Pourghasemi and Kerle (2016) used random forests and evidential belief function-based models for landslide susceptibility assessment in Western Mazandaran, Iran, and stated that combination of these models with AUC = 81.77 has high ability to identify susceptible areas to landslides. This is in line with archived results from ensemble modeling in compared to individual SVM technique. Chen et al. (2016a, b) use support vector machine models for landslide susceptibility mapping in Qianyang County, China. Result of this research indicated that among four kernels, RBF with AUC = 83.15 has a high performance in providing a landslide susceptibility map. In our study, in both landslide formats (polygon and point), the SVM–RBF machine learning technique shows the lowest accuracy. Zhang et al. (2017) applied random forest and decision tree methods for landslide susceptibility mapping in the Three Gorges Reservoir area, China, and stated that RF with AUC = 97.0 is suitable for landslide susceptibility. Our results are in line with Zhang et al. (2017) as individual RF model in scenario 9 had a high accuracy.
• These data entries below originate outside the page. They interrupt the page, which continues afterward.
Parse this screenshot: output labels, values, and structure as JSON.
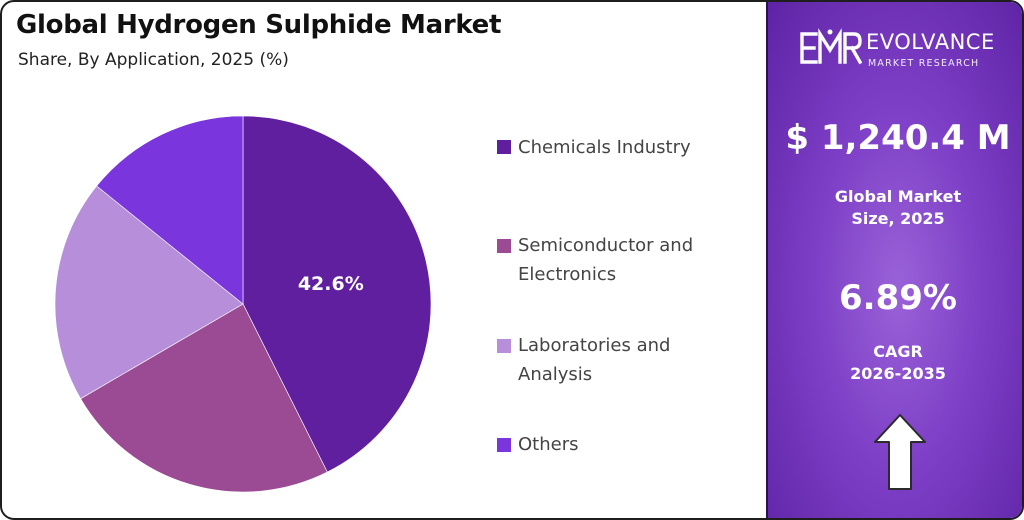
{
  "header": {
    "title": "Global Hydrogen Sulphide Market",
    "subtitle": "Share, By Application, 2025 (%)"
  },
  "chart_data": {
    "type": "pie",
    "title": "Global Hydrogen Sulphide Market",
    "subtitle": "Share, By Application, 2025 (%)",
    "categories": [
      "Chemicals Industry",
      "Semiconductor and Electronics",
      "Laboratories and Analysis",
      "Others"
    ],
    "values": [
      42.6,
      24.0,
      19.2,
      14.2
    ],
    "data_labels": [
      "42.6%",
      "",
      "",
      ""
    ],
    "colors": [
      "#5f1f9e",
      "#9b4a94",
      "#b68ed9",
      "#7b35dd"
    ],
    "legend_position": "right"
  },
  "legend": {
    "items": [
      {
        "label_lines": [
          "Chemicals Industry"
        ]
      },
      {
        "label_lines": [
          "Semiconductor and",
          "Electronics"
        ]
      },
      {
        "label_lines": [
          "Laboratories and",
          "Analysis"
        ]
      },
      {
        "label_lines": [
          "Others"
        ]
      }
    ]
  },
  "brand": {
    "logo_text": "EMR",
    "name": "EVOLVANCE",
    "tagline": "MARKET RESEARCH"
  },
  "stats": {
    "market_size_value": "$ 1,240.4 M",
    "market_size_label_lines": [
      "Global Market",
      "Size, 2025"
    ],
    "cagr_value": "6.89%",
    "cagr_label_lines": [
      "CAGR",
      "2026-2035"
    ]
  },
  "colors": {
    "panel_start": "#9a62d8",
    "panel_end": "#5e23a5",
    "text_dark": "#111111"
  }
}
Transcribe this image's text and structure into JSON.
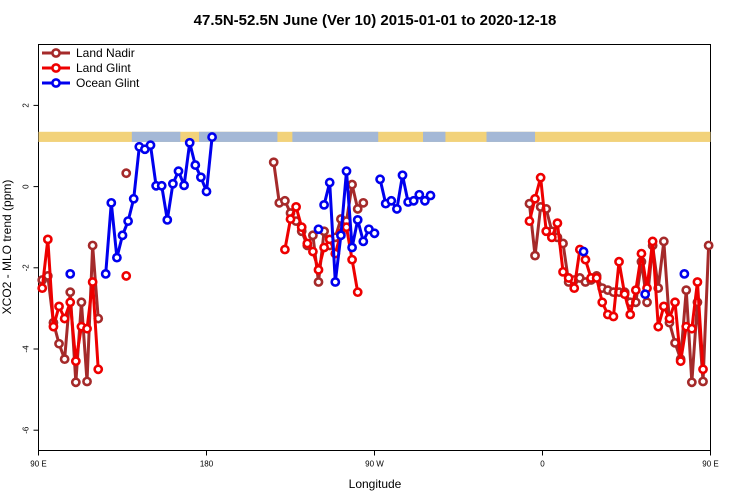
{
  "chart_data": {
    "type": "line",
    "title": "47.5N-52.5N June (Ver 10)   2015-01-01 to 2020-12-18",
    "xlabel": "Longitude",
    "ylabel": "XCO2 - MLO trend (ppm)",
    "xlim": [
      90,
      450
    ],
    "ylim": [
      -6.5,
      3.5
    ],
    "x_ticks": [
      {
        "value": 90,
        "label": "90 E"
      },
      {
        "value": 180,
        "label": "180"
      },
      {
        "value": 270,
        "label": "90 W"
      },
      {
        "value": 360,
        "label": "0"
      },
      {
        "value": 450,
        "label": "90 E"
      },
      {
        "value": 540,
        "label": "180"
      }
    ],
    "y_ticks": [
      {
        "value": 2,
        "label": "2"
      },
      {
        "value": 0,
        "label": "0"
      },
      {
        "value": -2,
        "label": "-2"
      },
      {
        "value": -4,
        "label": "-4"
      },
      {
        "value": -6,
        "label": "-6"
      }
    ],
    "legend_position": "top-left",
    "land_ocean_band": {
      "ymin": 1.1,
      "ymax": 1.35,
      "land_color": "#f2d27a",
      "ocean_color": "#a4b8d6",
      "ocean_ranges": [
        [
          140,
          166
        ],
        [
          176,
          218
        ],
        [
          226,
          272
        ],
        [
          296,
          308
        ],
        [
          330,
          356
        ],
        [
          488,
          509
        ],
        [
          516,
          520
        ],
        [
          536,
          540
        ]
      ]
    },
    "series": [
      {
        "name": "Land Nadir",
        "color": "#a52a2a",
        "segments": [
          [
            [
              92,
              -2.3
            ],
            [
              95,
              -2.2
            ],
            [
              98,
              -3.35
            ],
            [
              101,
              -3.87
            ],
            [
              104,
              -4.25
            ],
            [
              107,
              -2.6
            ],
            [
              110,
              -4.82
            ],
            [
              113,
              -2.85
            ],
            [
              116,
              -4.8
            ],
            [
              119,
              -1.45
            ],
            [
              122,
              -3.25
            ]
          ],
          [
            [
              137,
              0.33
            ]
          ],
          [
            [
              216,
              0.6
            ],
            [
              219,
              -0.4
            ],
            [
              222,
              -0.35
            ],
            [
              225,
              -0.65
            ],
            [
              228,
              -0.85
            ],
            [
              231,
              -1.1
            ],
            [
              234,
              -1.45
            ],
            [
              237,
              -1.2
            ],
            [
              240,
              -2.35
            ],
            [
              243,
              -1.1
            ],
            [
              246,
              -1.45
            ],
            [
              249,
              -1.25
            ],
            [
              252,
              -0.8
            ],
            [
              255,
              -0.85
            ],
            [
              258,
              0.05
            ],
            [
              261,
              -0.55
            ],
            [
              264,
              -0.4
            ]
          ],
          [
            [
              353,
              -0.42
            ],
            [
              356,
              -1.7
            ],
            [
              359,
              -0.5
            ],
            [
              362,
              -0.55
            ],
            [
              365,
              -1.1
            ],
            [
              368,
              -1.25
            ],
            [
              371,
              -1.4
            ],
            [
              374,
              -2.35
            ],
            [
              377,
              -2.3
            ],
            [
              380,
              -2.25
            ],
            [
              383,
              -2.35
            ],
            [
              386,
              -2.3
            ],
            [
              389,
              -2.2
            ],
            [
              392,
              -2.5
            ],
            [
              395,
              -2.55
            ],
            [
              398,
              -2.6
            ],
            [
              401,
              -2.6
            ],
            [
              404,
              -2.6
            ],
            [
              407,
              -2.85
            ],
            [
              410,
              -2.85
            ],
            [
              413,
              -1.85
            ],
            [
              416,
              -2.85
            ],
            [
              419,
              -1.45
            ],
            [
              422,
              -2.5
            ],
            [
              425,
              -1.35
            ],
            [
              428,
              -3.35
            ],
            [
              431,
              -3.85
            ],
            [
              434,
              -4.25
            ],
            [
              437,
              -2.55
            ],
            [
              440,
              -4.82
            ],
            [
              443,
              -2.85
            ],
            [
              446,
              -4.8
            ],
            [
              449,
              -1.45
            ],
            [
              452,
              -3.25
            ]
          ],
          [
            [
              467,
              0.33
            ]
          ]
        ]
      },
      {
        "name": "Land Glint",
        "color": "#ee0000",
        "segments": [
          [
            [
              92,
              -2.5
            ],
            [
              95,
              -1.3
            ],
            [
              98,
              -3.45
            ],
            [
              101,
              -2.95
            ],
            [
              104,
              -3.25
            ],
            [
              107,
              -2.85
            ],
            [
              110,
              -4.3
            ],
            [
              113,
              -3.45
            ],
            [
              116,
              -3.5
            ],
            [
              119,
              -2.35
            ],
            [
              122,
              -4.5
            ]
          ],
          [
            [
              137,
              -2.2
            ]
          ],
          [
            [
              222,
              -1.55
            ],
            [
              225,
              -0.8
            ],
            [
              228,
              -0.5
            ],
            [
              231,
              -1.0
            ],
            [
              234,
              -1.4
            ],
            [
              237,
              -1.6
            ],
            [
              240,
              -2.05
            ],
            [
              243,
              -1.5
            ],
            [
              246,
              -1.3
            ],
            [
              249,
              -1.65
            ],
            [
              252,
              -1.15
            ],
            [
              255,
              -1.0
            ],
            [
              258,
              -1.8
            ],
            [
              261,
              -2.6
            ]
          ],
          [
            [
              353,
              -0.85
            ],
            [
              356,
              -0.3
            ],
            [
              359,
              0.22
            ],
            [
              362,
              -1.1
            ],
            [
              365,
              -1.25
            ],
            [
              368,
              -0.9
            ],
            [
              371,
              -2.1
            ],
            [
              374,
              -2.25
            ],
            [
              377,
              -2.5
            ],
            [
              380,
              -1.55
            ],
            [
              383,
              -1.8
            ],
            [
              386,
              -2.25
            ],
            [
              389,
              -2.25
            ],
            [
              392,
              -2.85
            ],
            [
              395,
              -3.15
            ],
            [
              398,
              -3.2
            ],
            [
              401,
              -1.85
            ],
            [
              404,
              -2.65
            ],
            [
              407,
              -3.15
            ],
            [
              410,
              -2.55
            ],
            [
              413,
              -1.65
            ],
            [
              416,
              -2.5
            ],
            [
              419,
              -1.35
            ],
            [
              422,
              -3.45
            ],
            [
              425,
              -2.95
            ],
            [
              428,
              -3.25
            ],
            [
              431,
              -2.85
            ],
            [
              434,
              -4.3
            ],
            [
              437,
              -3.45
            ],
            [
              440,
              -3.5
            ],
            [
              443,
              -2.35
            ],
            [
              446,
              -4.5
            ]
          ],
          [
            [
              467,
              -2.2
            ]
          ]
        ]
      },
      {
        "name": "Ocean Glint",
        "color": "#0000ee",
        "segments": [
          [
            [
              107,
              -2.15
            ]
          ],
          [
            [
              126,
              -2.15
            ],
            [
              129,
              -0.4
            ],
            [
              132,
              -1.75
            ],
            [
              135,
              -1.2
            ],
            [
              138,
              -0.85
            ],
            [
              141,
              -0.3
            ],
            [
              144,
              0.98
            ],
            [
              147,
              0.92
            ],
            [
              150,
              1.02
            ],
            [
              153,
              0.02
            ],
            [
              156,
              0.02
            ],
            [
              159,
              -0.82
            ],
            [
              162,
              0.07
            ],
            [
              165,
              0.38
            ],
            [
              168,
              0.03
            ],
            [
              171,
              1.08
            ],
            [
              174,
              0.53
            ],
            [
              177,
              0.23
            ],
            [
              180,
              -0.12
            ],
            [
              183,
              1.22
            ]
          ],
          [
            [
              240,
              -1.05
            ]
          ],
          [
            [
              243,
              -0.45
            ],
            [
              246,
              0.1
            ],
            [
              249,
              -2.35
            ],
            [
              252,
              -1.2
            ],
            [
              255,
              0.38
            ],
            [
              258,
              -1.5
            ],
            [
              261,
              -0.82
            ],
            [
              264,
              -1.35
            ],
            [
              267,
              -1.05
            ],
            [
              270,
              -1.15
            ]
          ],
          [
            [
              273,
              0.18
            ],
            [
              276,
              -0.42
            ],
            [
              279,
              -0.35
            ],
            [
              282,
              -0.55
            ],
            [
              285,
              0.28
            ],
            [
              288,
              -0.38
            ],
            [
              291,
              -0.35
            ],
            [
              294,
              -0.2
            ],
            [
              297,
              -0.35
            ],
            [
              300,
              -0.22
            ]
          ],
          [
            [
              382,
              -1.6
            ]
          ],
          [
            [
              415,
              -2.65
            ]
          ],
          [
            [
              436,
              -2.15
            ]
          ],
          [
            [
              456,
              -2.15
            ],
            [
              459,
              -0.4
            ],
            [
              462,
              -1.75
            ],
            [
              465,
              -1.2
            ],
            [
              468,
              -0.85
            ],
            [
              471,
              -0.3
            ],
            [
              474,
              0.98
            ],
            [
              477,
              0.92
            ],
            [
              480,
              1.02
            ]
          ]
        ]
      }
    ]
  }
}
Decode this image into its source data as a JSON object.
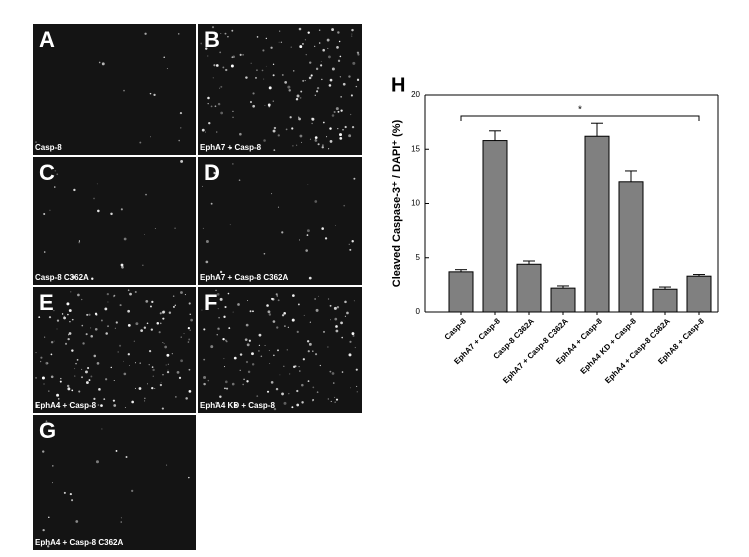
{
  "panels": [
    {
      "letter": "A",
      "caption": "Casp-8"
    },
    {
      "letter": "B",
      "caption": "EphA7 + Casp-8"
    },
    {
      "letter": "C",
      "caption": "Casp-8 C362A"
    },
    {
      "letter": "D",
      "caption": "EphA7 + Casp-8 C362A"
    },
    {
      "letter": "E",
      "caption": "EphA4 + Casp-8"
    },
    {
      "letter": "F",
      "caption": "EphA4 KD + Casp-8"
    },
    {
      "letter": "G",
      "caption": "EphA4 + Casp-8 C362A"
    }
  ],
  "chart_data": {
    "type": "bar",
    "panel_label": "H",
    "ylabel": "Cleaved Caspase-3⁺ / DAPI⁺ (%)",
    "categories": [
      "Casp-8",
      "EphA7 + Casp-8",
      "Casp-8 C362A",
      "EphA7 + Casp-8 C362A",
      "EphA4 + Casp-8",
      "EphA4 KD + Casp-8",
      "EphA4 + Casp-8 C362A",
      "EphA8 + Casp-8"
    ],
    "values": [
      3.7,
      15.8,
      4.4,
      2.2,
      16.2,
      12.0,
      2.1,
      3.3
    ],
    "errors": [
      0.2,
      0.9,
      0.3,
      0.2,
      1.2,
      1.0,
      0.2,
      0.15
    ],
    "color": "#808080",
    "ylim": [
      0,
      20
    ],
    "yticks": [
      0,
      5,
      10,
      15,
      20
    ],
    "annotation": "*"
  }
}
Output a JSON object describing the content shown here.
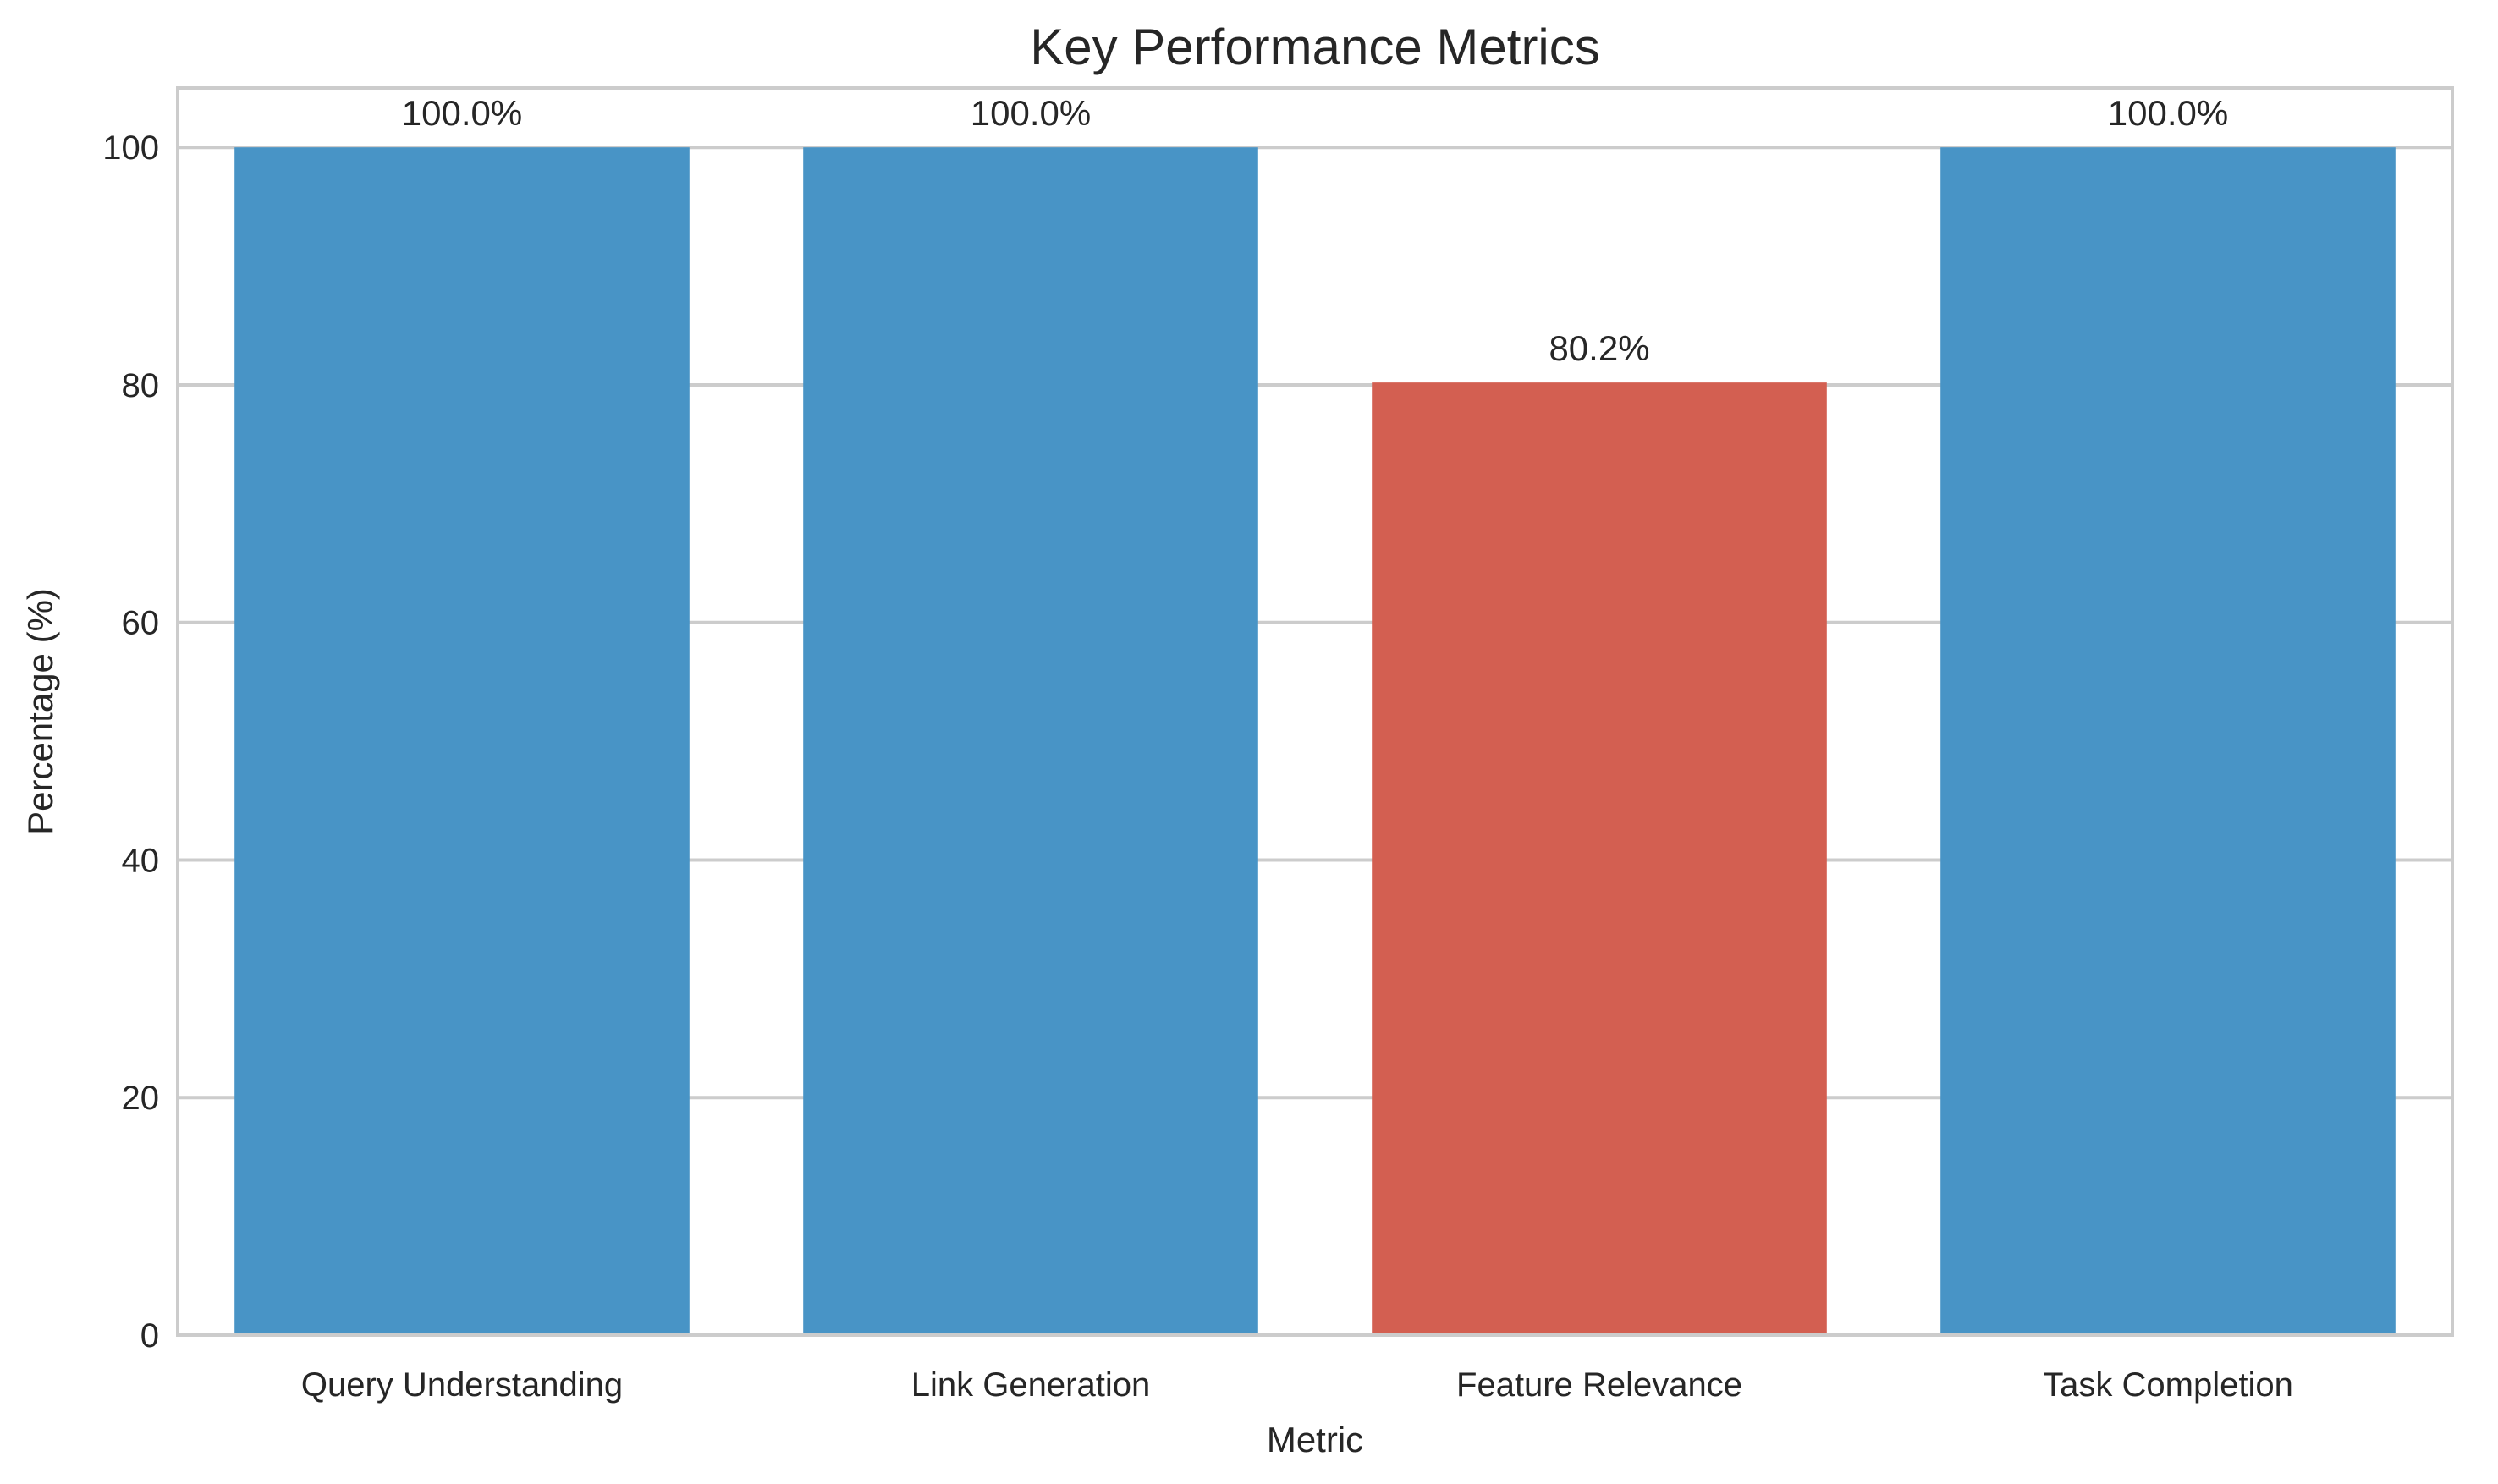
{
  "chart_data": {
    "type": "bar",
    "title": "Key Performance Metrics",
    "xlabel": "Metric",
    "ylabel": "Percentage (%)",
    "categories": [
      "Query Understanding",
      "Link Generation",
      "Feature Relevance",
      "Task Completion"
    ],
    "values": [
      100.0,
      100.0,
      80.2,
      100.0
    ],
    "value_labels": [
      "100.0%",
      "100.0%",
      "80.2%",
      "100.0%"
    ],
    "bar_colors": [
      "#4894c6",
      "#4894c6",
      "#d35f51",
      "#4894c6"
    ],
    "ylim": [
      0,
      105
    ],
    "yticks": [
      0,
      20,
      40,
      60,
      80,
      100
    ],
    "grid": true,
    "grid_color": "#cccccc",
    "frame_color": "#cccccc",
    "text_color": "#262626"
  }
}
Chen et al. (2017a, b) introduced new ensembles of ANN, MaxEnt, and SVM machine learning techniques for landslide spatial modeling. They stated that ensemble models have a high performance for landslide susceptibility mapping. Our results showed that this scenario (ensemble modeling) can propose for other researchers, as ensemble modeling was accurately than some scenarios (scenario 9SVM, and scenario 10).

Conclusion

Landslides are one of the most important natural hazards in the world; so, providing of landslide susceptibility maps is very important that can help planners and decision makers in disaster management. The accuracy of landslide susceptibility maps mainly depends on the amount and the quality of data, the scale, and the methodology. In the present study, landslide susceptibility maps were prepared using combination of statistical method (FR) and computational intelligence methods (RF and SVM), by applying different scenarios using in landslide polygon and point formats. These maps will help planners and policy makers to mitigation dangers of landslides in construction of roads and settlement. In order to providing landslide susceptibility map, 13 conditioning factors including elevation, slope angle, plan curvature, slope aspect, topographic wetness index (TWI), lithology, LU/LC, distance from rivers, drainage density, distance from fault, distance from roads, convergence index and annual rainfall were used. The FR model was applied as a bivariate statistical method to evaluate the correlation between the landslides and classes of each conditioning factors. Finally, the ROC curve is used for validation of LSMs. Results of validation indicated that AUC of individual and ensemble models was varying from 0.668 to 0.749. The result of landslide susceptibility maps showed that the high susceptibility areas are mainly distributed along the north to northeastern in the study area. Due to high residential density in this area, it is suggested that any construction operations in this area be made more cautiously. Also, due to the fact that landslides cause loss of fertile soil and land degradation, in order to soil conservation, it is recommended that farmers and foresters avoid unplanned actions on slopes that are sensitive to landslides.